AT&T Corp. and WorldCom Inc.'s MCI Group subsidiary have taken advantage of the rules during the past year to offer competition in 46 states and the District of Columbia. More than 10 million residential customers have signed up so far for local phone service provided by rivals of the regional Bell firms.
But local phone companies, including Verizon Communications Inc. and BellSouth Corp., object to the rules. The local firms argue that they are being forced to rent their networks to rivals at below-market rates. The U.S Court of Appeals for the District of Columbia last year ordered the FCC to revisit the issue, saying the agency had failed to provide a detailed justification for the rules on a market by market basis. The FCC faces a Feb. 20 deadline for issuing revised rules, often referred to as Unbundled Network Element Platform, or UNE-P.
Powell said the existing rules are not the only way to foster local telephone competition. "I do not accept that the only likely opportunity for competition is UNE-P and nothing else," Powell said.
In addition to easing the current regulations, industry sources say, the FCC is considering a proposal to reduce the role of state regulators in setting the rates that competitors must pay for leasing elements of the network.
But three of the FCC's five commissioners said yesterday that they supported a strong role for states and would not vote for a proposal that greatly reduced the influence of local regulators.
Among the three was Kevin J. Martin, one of Powell's fellow Republicans at the FCC. Martin suggested that state regulators could help the commission better justify its rules, making them more defensible in court.
Committee members, meanwhile, made it clear they were also concerned about proposals to loosen a variety of media ownership rules, including regulations that bar a single company from owning several types of media outlets in a market.

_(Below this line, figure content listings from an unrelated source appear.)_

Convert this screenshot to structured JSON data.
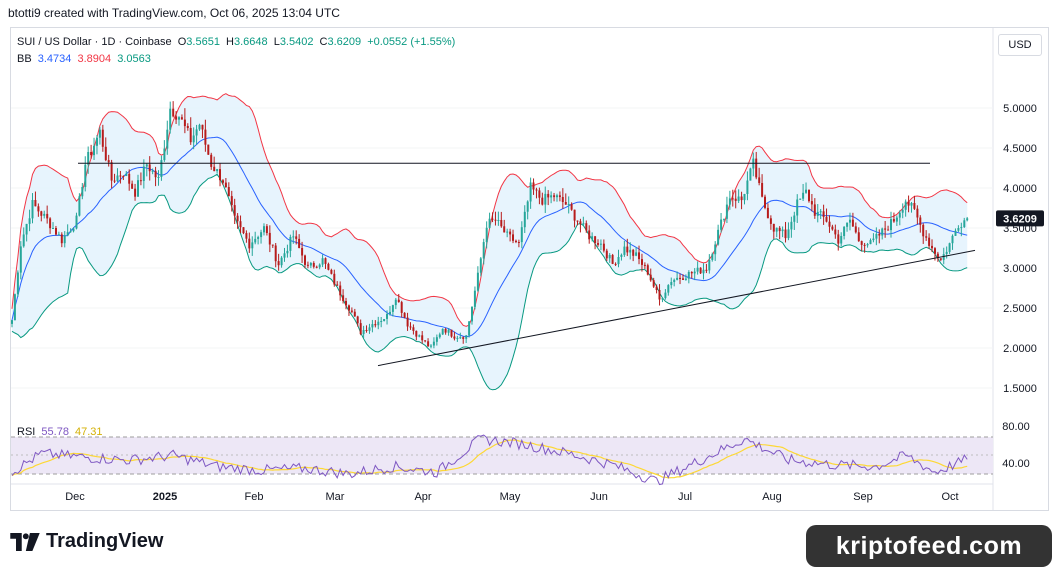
{
  "credit": "btotti9 created with TradingView.com, Oct 06, 2025 13:04 UTC",
  "legend": {
    "symbol": "SUI / US Dollar · 1D · Coinbase",
    "o_label": "O",
    "o": "3.5651",
    "h_label": "H",
    "h": "3.6648",
    "l_label": "L",
    "l": "3.5402",
    "c_label": "C",
    "c": "3.6209",
    "change": "+0.0552 (+1.55%)",
    "bb_label": "BB",
    "bb_basis": "3.4734",
    "bb_upper": "3.8904",
    "bb_lower": "3.0563",
    "rsi_label": "RSI",
    "rsi_value": "55.78",
    "rsi_ma": "47.31"
  },
  "currency_button": "USD",
  "brand": "TradingView",
  "watermark": "kriptofeed.com",
  "colors": {
    "up": "#26a69a",
    "down": "#b71c1c",
    "upper_band": "#f23645",
    "basis": "#2962ff",
    "lower_band": "#089981",
    "band_fill": "#e3f2fd",
    "rsi": "#7e57c2",
    "rsi_ma": "#fdd835",
    "rsi_bg": "#ede7f6",
    "price_tag": "#131722"
  },
  "chart_data": {
    "type": "candlestick",
    "price_axis": {
      "ticks": [
        1.5,
        2.0,
        2.5,
        3.0,
        3.5,
        4.0,
        4.5,
        5.0
      ],
      "tick_labels": [
        "1.5000",
        "2.0000",
        "2.5000",
        "3.0000",
        "3.5000",
        "4.0000",
        "4.5000",
        "5.0000"
      ],
      "range": [
        1.2,
        5.6
      ]
    },
    "last_price_label": "3.6209",
    "last_price": 3.6209,
    "time_labels": [
      "Dec",
      "2025",
      "Feb",
      "Mar",
      "Apr",
      "May",
      "Jun",
      "Jul",
      "Aug",
      "Sep",
      "Oct"
    ],
    "keypoints": [
      {
        "d": 0,
        "p": 2.35
      },
      {
        "d": 3,
        "p": 3.3
      },
      {
        "d": 7,
        "p": 3.8
      },
      {
        "d": 12,
        "p": 3.6
      },
      {
        "d": 17,
        "p": 3.35
      },
      {
        "d": 22,
        "p": 3.6
      },
      {
        "d": 25,
        "p": 4.3
      },
      {
        "d": 30,
        "p": 4.7
      },
      {
        "d": 34,
        "p": 4.1
      },
      {
        "d": 38,
        "p": 4.2
      },
      {
        "d": 42,
        "p": 3.95
      },
      {
        "d": 46,
        "p": 4.3
      },
      {
        "d": 50,
        "p": 4.1
      },
      {
        "d": 54,
        "p": 5.0
      },
      {
        "d": 57,
        "p": 4.9
      },
      {
        "d": 61,
        "p": 4.6
      },
      {
        "d": 64,
        "p": 4.8
      },
      {
        "d": 68,
        "p": 4.3
      },
      {
        "d": 72,
        "p": 4.1
      },
      {
        "d": 76,
        "p": 3.6
      },
      {
        "d": 81,
        "p": 3.3
      },
      {
        "d": 86,
        "p": 3.5
      },
      {
        "d": 91,
        "p": 3.05
      },
      {
        "d": 96,
        "p": 3.4
      },
      {
        "d": 101,
        "p": 3.0
      },
      {
        "d": 106,
        "p": 3.1
      },
      {
        "d": 111,
        "p": 2.75
      },
      {
        "d": 116,
        "p": 2.45
      },
      {
        "d": 119,
        "p": 2.2
      },
      {
        "d": 123,
        "p": 2.3
      },
      {
        "d": 128,
        "p": 2.4
      },
      {
        "d": 131,
        "p": 2.65
      },
      {
        "d": 135,
        "p": 2.3
      },
      {
        "d": 140,
        "p": 2.1
      },
      {
        "d": 143,
        "p": 2.0
      },
      {
        "d": 147,
        "p": 2.25
      },
      {
        "d": 151,
        "p": 2.15
      },
      {
        "d": 155,
        "p": 2.15
      },
      {
        "d": 159,
        "p": 2.9
      },
      {
        "d": 162,
        "p": 3.55
      },
      {
        "d": 165,
        "p": 3.6
      },
      {
        "d": 169,
        "p": 3.4
      },
      {
        "d": 173,
        "p": 3.3
      },
      {
        "d": 177,
        "p": 4.0
      },
      {
        "d": 181,
        "p": 3.85
      },
      {
        "d": 185,
        "p": 3.9
      },
      {
        "d": 189,
        "p": 3.8
      },
      {
        "d": 193,
        "p": 3.6
      },
      {
        "d": 197,
        "p": 3.4
      },
      {
        "d": 201,
        "p": 3.3
      },
      {
        "d": 205,
        "p": 3.05
      },
      {
        "d": 209,
        "p": 3.25
      },
      {
        "d": 213,
        "p": 3.15
      },
      {
        "d": 217,
        "p": 2.95
      },
      {
        "d": 221,
        "p": 2.6
      },
      {
        "d": 225,
        "p": 2.85
      },
      {
        "d": 229,
        "p": 2.9
      },
      {
        "d": 233,
        "p": 2.95
      },
      {
        "d": 237,
        "p": 3.0
      },
      {
        "d": 241,
        "p": 3.45
      },
      {
        "d": 245,
        "p": 3.9
      },
      {
        "d": 249,
        "p": 3.85
      },
      {
        "d": 253,
        "p": 4.3
      },
      {
        "d": 256,
        "p": 3.85
      },
      {
        "d": 260,
        "p": 3.5
      },
      {
        "d": 264,
        "p": 3.4
      },
      {
        "d": 268,
        "p": 3.8
      },
      {
        "d": 271,
        "p": 3.95
      },
      {
        "d": 274,
        "p": 3.7
      },
      {
        "d": 278,
        "p": 3.6
      },
      {
        "d": 282,
        "p": 3.35
      },
      {
        "d": 286,
        "p": 3.6
      },
      {
        "d": 289,
        "p": 3.35
      },
      {
        "d": 293,
        "p": 3.3
      },
      {
        "d": 297,
        "p": 3.45
      },
      {
        "d": 301,
        "p": 3.6
      },
      {
        "d": 305,
        "p": 3.85
      },
      {
        "d": 308,
        "p": 3.7
      },
      {
        "d": 311,
        "p": 3.45
      },
      {
        "d": 314,
        "p": 3.25
      },
      {
        "d": 317,
        "p": 3.1
      },
      {
        "d": 320,
        "p": 3.3
      },
      {
        "d": 323,
        "p": 3.55
      },
      {
        "d": 326,
        "p": 3.6209
      }
    ],
    "horizontal_line": {
      "price": 4.31
    },
    "trendline": {
      "start": {
        "d": 121,
        "p": 1.78
      },
      "end": {
        "d": 335,
        "p": 3.22
      }
    },
    "rsi": {
      "levels": [
        80,
        40
      ],
      "tick_labels": [
        "80.00",
        "40.00"
      ],
      "keypoints": [
        {
          "d": 0,
          "p": 42
        },
        {
          "d": 10,
          "p": 62
        },
        {
          "d": 25,
          "p": 58
        },
        {
          "d": 40,
          "p": 55
        },
        {
          "d": 55,
          "p": 60
        },
        {
          "d": 70,
          "p": 48
        },
        {
          "d": 85,
          "p": 44
        },
        {
          "d": 100,
          "p": 46
        },
        {
          "d": 115,
          "p": 40
        },
        {
          "d": 130,
          "p": 48
        },
        {
          "d": 145,
          "p": 42
        },
        {
          "d": 160,
          "p": 78
        },
        {
          "d": 175,
          "p": 72
        },
        {
          "d": 190,
          "p": 62
        },
        {
          "d": 205,
          "p": 50
        },
        {
          "d": 220,
          "p": 32
        },
        {
          "d": 235,
          "p": 55
        },
        {
          "d": 250,
          "p": 78
        },
        {
          "d": 265,
          "p": 55
        },
        {
          "d": 280,
          "p": 50
        },
        {
          "d": 295,
          "p": 48
        },
        {
          "d": 305,
          "p": 60
        },
        {
          "d": 315,
          "p": 42
        },
        {
          "d": 326,
          "p": 55.78
        }
      ]
    }
  }
}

For instance, the FCC has sought comment on a proposal to do away with a ban on one company owning a newspaper and a TV station in the same market or a TV station and a cable system in the same market.
"There is a real possibility that the FCC is going to shift policies so that one company can own the whole game in town," said Sen. Ron Wyden (D-Ore.). He said the current media landscape is already dominated by just five companies, News Corp., Walt Disney Co., AOL Time Warner Inc., Viacom Inc. and Clear Channel Communications Inc.
Powell declined to discuss the specifics of the FCC proposal, but played down what he called the "more melodramatic" descriptions of his efforts to deregulate media ownership rules. He noted that the FCC has lost four recent court cases in which it sought to defend its existing media ownership rules. He also argued that any significant media merger must win approval from antitrust regulators at the Justice Department or the Federal Trade Commission, making any FCC rules in the area redundant.